LANJUTKAN COYYYY!! - asal mula sukoharjo

Senin, 17 Oktober 2011

Sejarah bola basket


Bola basket adalah olahraga bola berkelompok yang terdiri atas dua tim beranggotakan masing-masing lima orang yang saling bertanding mencetak poin dengan memasukkan bola ke dalam keranjang lawan. Bola basket sangat cocok untuk ditonton karena biasa dimainkan di ruang olahraga tertutup dan hanya memerlukan lapangan yang relatif kecil. Selain itu, bola basket mudah dipelajari karena bentuk bolanya yang besar, sehingga tidak menyulitkan pemain ketika memantulkan atau melempar bola tersebut.

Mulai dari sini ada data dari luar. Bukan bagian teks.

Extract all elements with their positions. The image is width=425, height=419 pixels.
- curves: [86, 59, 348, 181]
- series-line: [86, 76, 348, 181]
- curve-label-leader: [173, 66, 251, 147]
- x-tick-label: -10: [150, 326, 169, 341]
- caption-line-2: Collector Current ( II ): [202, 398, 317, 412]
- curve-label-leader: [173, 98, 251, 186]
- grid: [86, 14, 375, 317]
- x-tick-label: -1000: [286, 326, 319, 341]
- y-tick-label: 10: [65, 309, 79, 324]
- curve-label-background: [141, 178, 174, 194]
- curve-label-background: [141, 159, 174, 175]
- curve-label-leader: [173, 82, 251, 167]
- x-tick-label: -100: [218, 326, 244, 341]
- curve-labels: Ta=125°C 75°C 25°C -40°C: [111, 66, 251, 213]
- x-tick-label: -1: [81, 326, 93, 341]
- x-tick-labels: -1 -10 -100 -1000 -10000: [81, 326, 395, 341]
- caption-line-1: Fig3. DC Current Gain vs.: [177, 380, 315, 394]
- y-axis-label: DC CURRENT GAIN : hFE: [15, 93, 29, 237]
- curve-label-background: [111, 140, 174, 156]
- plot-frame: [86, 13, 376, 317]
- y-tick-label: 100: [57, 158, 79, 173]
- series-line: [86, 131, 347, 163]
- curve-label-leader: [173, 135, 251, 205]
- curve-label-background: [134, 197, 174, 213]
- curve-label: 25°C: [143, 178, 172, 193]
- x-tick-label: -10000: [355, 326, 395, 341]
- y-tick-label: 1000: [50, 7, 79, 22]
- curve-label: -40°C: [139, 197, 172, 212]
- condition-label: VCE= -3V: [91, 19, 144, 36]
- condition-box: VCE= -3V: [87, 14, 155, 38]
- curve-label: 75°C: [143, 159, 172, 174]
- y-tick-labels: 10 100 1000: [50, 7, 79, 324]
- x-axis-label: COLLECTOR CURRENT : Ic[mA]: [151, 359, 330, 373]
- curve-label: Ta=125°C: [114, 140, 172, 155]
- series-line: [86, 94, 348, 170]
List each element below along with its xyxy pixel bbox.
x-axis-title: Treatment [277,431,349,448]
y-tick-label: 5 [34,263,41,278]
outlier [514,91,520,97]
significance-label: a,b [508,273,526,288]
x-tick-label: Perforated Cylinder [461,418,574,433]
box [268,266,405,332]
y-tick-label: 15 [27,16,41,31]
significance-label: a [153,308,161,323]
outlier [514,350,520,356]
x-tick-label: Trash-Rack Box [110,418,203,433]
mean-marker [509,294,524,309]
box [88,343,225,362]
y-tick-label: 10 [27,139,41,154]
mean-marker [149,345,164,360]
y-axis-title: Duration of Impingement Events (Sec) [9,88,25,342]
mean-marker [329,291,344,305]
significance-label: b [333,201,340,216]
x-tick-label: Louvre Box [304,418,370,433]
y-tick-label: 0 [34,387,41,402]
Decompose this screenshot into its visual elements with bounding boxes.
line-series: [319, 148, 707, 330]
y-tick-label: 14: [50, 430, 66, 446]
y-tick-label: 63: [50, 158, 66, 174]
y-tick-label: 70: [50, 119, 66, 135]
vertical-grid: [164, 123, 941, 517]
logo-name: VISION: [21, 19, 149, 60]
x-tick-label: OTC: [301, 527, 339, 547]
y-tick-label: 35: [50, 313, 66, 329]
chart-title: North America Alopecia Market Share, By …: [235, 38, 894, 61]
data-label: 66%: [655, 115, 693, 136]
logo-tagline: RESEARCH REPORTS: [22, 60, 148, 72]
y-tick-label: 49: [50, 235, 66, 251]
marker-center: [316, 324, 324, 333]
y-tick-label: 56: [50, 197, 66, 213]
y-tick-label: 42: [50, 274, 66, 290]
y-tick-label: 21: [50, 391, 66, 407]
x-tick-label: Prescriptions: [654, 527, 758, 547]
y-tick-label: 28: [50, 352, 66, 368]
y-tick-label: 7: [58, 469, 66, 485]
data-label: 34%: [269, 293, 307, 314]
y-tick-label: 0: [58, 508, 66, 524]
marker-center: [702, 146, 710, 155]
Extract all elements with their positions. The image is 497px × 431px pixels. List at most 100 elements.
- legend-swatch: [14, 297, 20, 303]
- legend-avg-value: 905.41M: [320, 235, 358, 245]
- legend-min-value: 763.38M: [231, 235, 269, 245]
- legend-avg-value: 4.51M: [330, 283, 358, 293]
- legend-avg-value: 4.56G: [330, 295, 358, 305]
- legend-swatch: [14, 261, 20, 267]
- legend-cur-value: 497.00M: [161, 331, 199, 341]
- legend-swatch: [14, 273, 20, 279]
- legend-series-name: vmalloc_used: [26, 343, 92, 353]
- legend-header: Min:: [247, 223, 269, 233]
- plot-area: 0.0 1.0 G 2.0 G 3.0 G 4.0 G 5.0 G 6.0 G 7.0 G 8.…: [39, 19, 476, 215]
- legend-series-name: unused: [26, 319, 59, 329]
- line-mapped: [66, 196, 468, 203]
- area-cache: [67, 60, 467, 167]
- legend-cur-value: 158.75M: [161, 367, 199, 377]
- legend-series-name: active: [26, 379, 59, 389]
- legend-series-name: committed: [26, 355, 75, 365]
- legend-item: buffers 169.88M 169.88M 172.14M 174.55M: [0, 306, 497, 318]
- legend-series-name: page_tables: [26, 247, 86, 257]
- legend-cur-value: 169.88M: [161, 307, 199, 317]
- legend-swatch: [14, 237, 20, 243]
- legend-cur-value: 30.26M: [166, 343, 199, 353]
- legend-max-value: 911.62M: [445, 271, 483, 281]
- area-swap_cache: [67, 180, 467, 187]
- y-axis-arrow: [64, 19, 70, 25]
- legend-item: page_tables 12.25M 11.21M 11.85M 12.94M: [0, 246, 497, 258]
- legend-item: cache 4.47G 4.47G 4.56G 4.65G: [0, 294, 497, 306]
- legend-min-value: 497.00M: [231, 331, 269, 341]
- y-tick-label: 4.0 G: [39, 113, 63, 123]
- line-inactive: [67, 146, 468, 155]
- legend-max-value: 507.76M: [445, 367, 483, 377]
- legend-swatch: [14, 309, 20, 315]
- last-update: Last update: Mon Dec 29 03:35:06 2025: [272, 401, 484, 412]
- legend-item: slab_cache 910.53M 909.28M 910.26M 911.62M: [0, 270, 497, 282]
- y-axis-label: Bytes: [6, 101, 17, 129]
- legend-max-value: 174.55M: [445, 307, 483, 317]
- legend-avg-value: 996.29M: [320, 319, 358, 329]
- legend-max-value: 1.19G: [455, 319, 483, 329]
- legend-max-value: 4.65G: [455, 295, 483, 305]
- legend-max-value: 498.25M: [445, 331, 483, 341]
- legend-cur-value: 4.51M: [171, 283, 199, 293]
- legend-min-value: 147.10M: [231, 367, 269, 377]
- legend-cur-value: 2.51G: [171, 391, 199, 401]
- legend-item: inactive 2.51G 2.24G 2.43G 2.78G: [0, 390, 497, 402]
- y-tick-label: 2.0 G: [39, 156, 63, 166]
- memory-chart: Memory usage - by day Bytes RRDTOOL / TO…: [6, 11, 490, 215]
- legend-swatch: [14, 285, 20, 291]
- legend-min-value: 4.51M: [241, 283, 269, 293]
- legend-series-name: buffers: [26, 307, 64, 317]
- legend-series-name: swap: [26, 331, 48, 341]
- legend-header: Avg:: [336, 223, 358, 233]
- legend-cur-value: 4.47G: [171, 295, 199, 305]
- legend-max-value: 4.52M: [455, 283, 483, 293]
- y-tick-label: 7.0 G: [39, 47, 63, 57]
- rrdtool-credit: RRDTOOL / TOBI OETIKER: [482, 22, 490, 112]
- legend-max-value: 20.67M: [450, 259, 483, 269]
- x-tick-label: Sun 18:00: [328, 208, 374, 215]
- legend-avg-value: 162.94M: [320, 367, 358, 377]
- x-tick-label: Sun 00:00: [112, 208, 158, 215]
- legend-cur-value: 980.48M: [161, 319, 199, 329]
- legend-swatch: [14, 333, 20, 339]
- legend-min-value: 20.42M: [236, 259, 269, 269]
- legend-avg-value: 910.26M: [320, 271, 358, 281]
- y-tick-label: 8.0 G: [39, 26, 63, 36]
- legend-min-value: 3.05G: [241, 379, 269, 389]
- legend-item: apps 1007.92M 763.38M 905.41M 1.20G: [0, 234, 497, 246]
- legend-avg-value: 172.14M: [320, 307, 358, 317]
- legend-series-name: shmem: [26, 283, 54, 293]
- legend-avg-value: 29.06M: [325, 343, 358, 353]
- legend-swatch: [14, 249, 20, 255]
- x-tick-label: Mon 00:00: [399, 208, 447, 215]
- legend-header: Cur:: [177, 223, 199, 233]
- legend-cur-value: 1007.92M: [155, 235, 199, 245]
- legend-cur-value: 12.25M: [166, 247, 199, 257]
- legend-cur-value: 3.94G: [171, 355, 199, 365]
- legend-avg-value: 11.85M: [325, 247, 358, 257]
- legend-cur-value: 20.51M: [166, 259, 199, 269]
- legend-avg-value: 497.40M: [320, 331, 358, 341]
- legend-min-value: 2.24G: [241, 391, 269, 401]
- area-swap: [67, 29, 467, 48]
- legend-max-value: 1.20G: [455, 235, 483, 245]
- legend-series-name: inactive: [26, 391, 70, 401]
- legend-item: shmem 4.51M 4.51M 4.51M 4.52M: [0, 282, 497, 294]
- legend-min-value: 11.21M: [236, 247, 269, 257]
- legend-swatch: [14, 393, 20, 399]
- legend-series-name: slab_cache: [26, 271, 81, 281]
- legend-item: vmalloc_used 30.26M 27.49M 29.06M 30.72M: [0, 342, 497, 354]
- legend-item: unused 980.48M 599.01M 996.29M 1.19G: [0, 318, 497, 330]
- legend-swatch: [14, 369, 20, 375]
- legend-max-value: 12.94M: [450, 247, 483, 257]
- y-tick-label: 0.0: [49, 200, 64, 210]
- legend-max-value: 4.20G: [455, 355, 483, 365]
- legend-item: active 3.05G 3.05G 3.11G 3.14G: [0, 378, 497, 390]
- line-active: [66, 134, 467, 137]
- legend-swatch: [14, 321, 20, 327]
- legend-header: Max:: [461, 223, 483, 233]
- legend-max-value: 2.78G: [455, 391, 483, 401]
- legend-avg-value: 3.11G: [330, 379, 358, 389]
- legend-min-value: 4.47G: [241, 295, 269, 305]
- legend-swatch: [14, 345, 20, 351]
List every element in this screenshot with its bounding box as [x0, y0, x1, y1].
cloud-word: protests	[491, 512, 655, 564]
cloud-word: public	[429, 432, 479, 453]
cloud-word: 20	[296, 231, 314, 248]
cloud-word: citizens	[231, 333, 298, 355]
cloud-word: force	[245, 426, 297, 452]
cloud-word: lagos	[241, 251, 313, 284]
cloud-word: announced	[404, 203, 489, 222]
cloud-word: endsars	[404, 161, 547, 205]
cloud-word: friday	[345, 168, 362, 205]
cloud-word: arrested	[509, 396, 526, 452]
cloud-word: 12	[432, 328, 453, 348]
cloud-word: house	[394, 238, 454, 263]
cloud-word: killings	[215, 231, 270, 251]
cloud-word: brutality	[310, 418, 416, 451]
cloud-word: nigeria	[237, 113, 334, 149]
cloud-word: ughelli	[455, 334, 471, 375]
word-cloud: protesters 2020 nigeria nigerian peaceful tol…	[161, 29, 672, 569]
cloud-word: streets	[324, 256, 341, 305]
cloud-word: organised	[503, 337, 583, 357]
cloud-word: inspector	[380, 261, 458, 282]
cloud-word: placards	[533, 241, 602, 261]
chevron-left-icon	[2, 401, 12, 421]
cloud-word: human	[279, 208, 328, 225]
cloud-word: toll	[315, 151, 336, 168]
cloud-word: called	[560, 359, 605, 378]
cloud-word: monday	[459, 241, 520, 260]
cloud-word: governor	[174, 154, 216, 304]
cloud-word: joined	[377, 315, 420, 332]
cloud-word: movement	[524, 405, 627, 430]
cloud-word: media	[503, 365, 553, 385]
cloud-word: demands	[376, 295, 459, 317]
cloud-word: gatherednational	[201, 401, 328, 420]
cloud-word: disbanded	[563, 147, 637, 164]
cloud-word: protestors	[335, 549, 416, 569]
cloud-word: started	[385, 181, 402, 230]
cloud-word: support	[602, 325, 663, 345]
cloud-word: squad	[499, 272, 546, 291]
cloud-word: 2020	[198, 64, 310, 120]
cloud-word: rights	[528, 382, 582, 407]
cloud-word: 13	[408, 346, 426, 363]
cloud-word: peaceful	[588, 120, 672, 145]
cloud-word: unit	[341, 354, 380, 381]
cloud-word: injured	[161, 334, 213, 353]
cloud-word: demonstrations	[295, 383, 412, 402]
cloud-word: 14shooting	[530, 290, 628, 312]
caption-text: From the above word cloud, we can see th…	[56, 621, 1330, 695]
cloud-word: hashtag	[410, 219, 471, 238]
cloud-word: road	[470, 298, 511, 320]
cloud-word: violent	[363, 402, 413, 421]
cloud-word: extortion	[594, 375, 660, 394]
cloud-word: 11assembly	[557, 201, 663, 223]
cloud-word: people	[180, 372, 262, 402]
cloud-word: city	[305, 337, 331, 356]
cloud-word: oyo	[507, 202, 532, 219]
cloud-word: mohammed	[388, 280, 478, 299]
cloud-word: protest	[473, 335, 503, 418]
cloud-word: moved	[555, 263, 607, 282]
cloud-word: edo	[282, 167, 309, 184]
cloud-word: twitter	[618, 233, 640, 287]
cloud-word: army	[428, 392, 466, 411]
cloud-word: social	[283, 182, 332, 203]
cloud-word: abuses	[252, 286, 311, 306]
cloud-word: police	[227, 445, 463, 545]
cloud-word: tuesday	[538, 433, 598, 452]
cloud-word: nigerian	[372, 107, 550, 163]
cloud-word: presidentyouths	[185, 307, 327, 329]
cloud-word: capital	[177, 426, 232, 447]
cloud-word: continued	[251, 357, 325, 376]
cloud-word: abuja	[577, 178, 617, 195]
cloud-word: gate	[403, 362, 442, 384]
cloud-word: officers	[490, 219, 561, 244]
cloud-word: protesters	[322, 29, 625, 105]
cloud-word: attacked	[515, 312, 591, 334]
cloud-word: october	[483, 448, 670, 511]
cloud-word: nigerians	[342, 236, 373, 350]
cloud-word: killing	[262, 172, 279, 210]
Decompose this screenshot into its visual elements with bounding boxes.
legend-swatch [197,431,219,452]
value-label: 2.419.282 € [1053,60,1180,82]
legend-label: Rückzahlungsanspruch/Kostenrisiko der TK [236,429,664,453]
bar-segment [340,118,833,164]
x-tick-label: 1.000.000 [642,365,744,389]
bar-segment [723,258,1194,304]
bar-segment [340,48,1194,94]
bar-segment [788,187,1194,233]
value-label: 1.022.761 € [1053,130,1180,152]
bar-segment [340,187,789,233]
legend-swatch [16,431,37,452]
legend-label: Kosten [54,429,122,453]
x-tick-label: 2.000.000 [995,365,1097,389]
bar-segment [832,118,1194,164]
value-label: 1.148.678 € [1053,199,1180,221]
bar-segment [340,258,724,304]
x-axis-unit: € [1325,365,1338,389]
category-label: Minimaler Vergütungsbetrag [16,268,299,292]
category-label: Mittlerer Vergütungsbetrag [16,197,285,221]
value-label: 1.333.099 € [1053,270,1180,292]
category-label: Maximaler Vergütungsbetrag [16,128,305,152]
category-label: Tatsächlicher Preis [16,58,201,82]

Bola basket adalah salah satu olahraga yang paling digemari oleh penduduk Amerika Serikat dan penduduk di belahan bumi lainnya, antara lain di Amerika Selatan, Eropa Selatan, Lithuania, dan juga di Indonesia.

Sejarah perkembangan

Basket dianggap sebagai olahraga unik karena diciptakan secara tidak sengaja oleh seorang pastor. Pada tahun 1891, Dr. James Naismith, seorang pastor asal Kanada yang mengajar di sebuah fakultas untuk para mahasiswa profesional di YMCA (sebuah wadah pemuda umat Kristen) di Springfield, Massachusetts, harus membuat suatu permainan di ruang tertutup untuk mengisi waktu para siswa pada masa liburan musim dingin di New England.Terinspirasi dari permainan yang pernah ia mainkan saat kecil di Ontario,Naismith menciptakan permainan yang sekarang dikenal sebagai bola basket pada 15 Desember 1891.

Menurut cerita, setelah menolak beberapa gagasan karena dianggap terlalu keras dan kurang cocok untuk dimainkan di gelanggang-gelanggang tertutup, dia lalu menulis beberapa peraturan dasar, menempelkan sebuah keranjang di dinding ruang gelanggang olahraga, dan meminta para siswanya untuk mulai memainkan permainan ciptaannya itu.

Pertandingan resmi bola basket yang pertama, diselenggarakan pada tanggal 20 Januari 1892 di tempat kerja Dr. James Naismith. "Basket ball" (sebutan bagi olahraga ini dalam bahasa Inggris), adalah sebutan yang digagas oleh salah seorang muridnya. Olahraga ini pun menjadi segera terkenal di seantero Amerika Serikat. Penggemar fanatiknya ditempatkan di seluruh cabang YMCA di Amerika Serikat. Pertandingan demi pertandingan pun segera dilaksanakan di kota-kota di seluruh negara bagian Amerika Serikat.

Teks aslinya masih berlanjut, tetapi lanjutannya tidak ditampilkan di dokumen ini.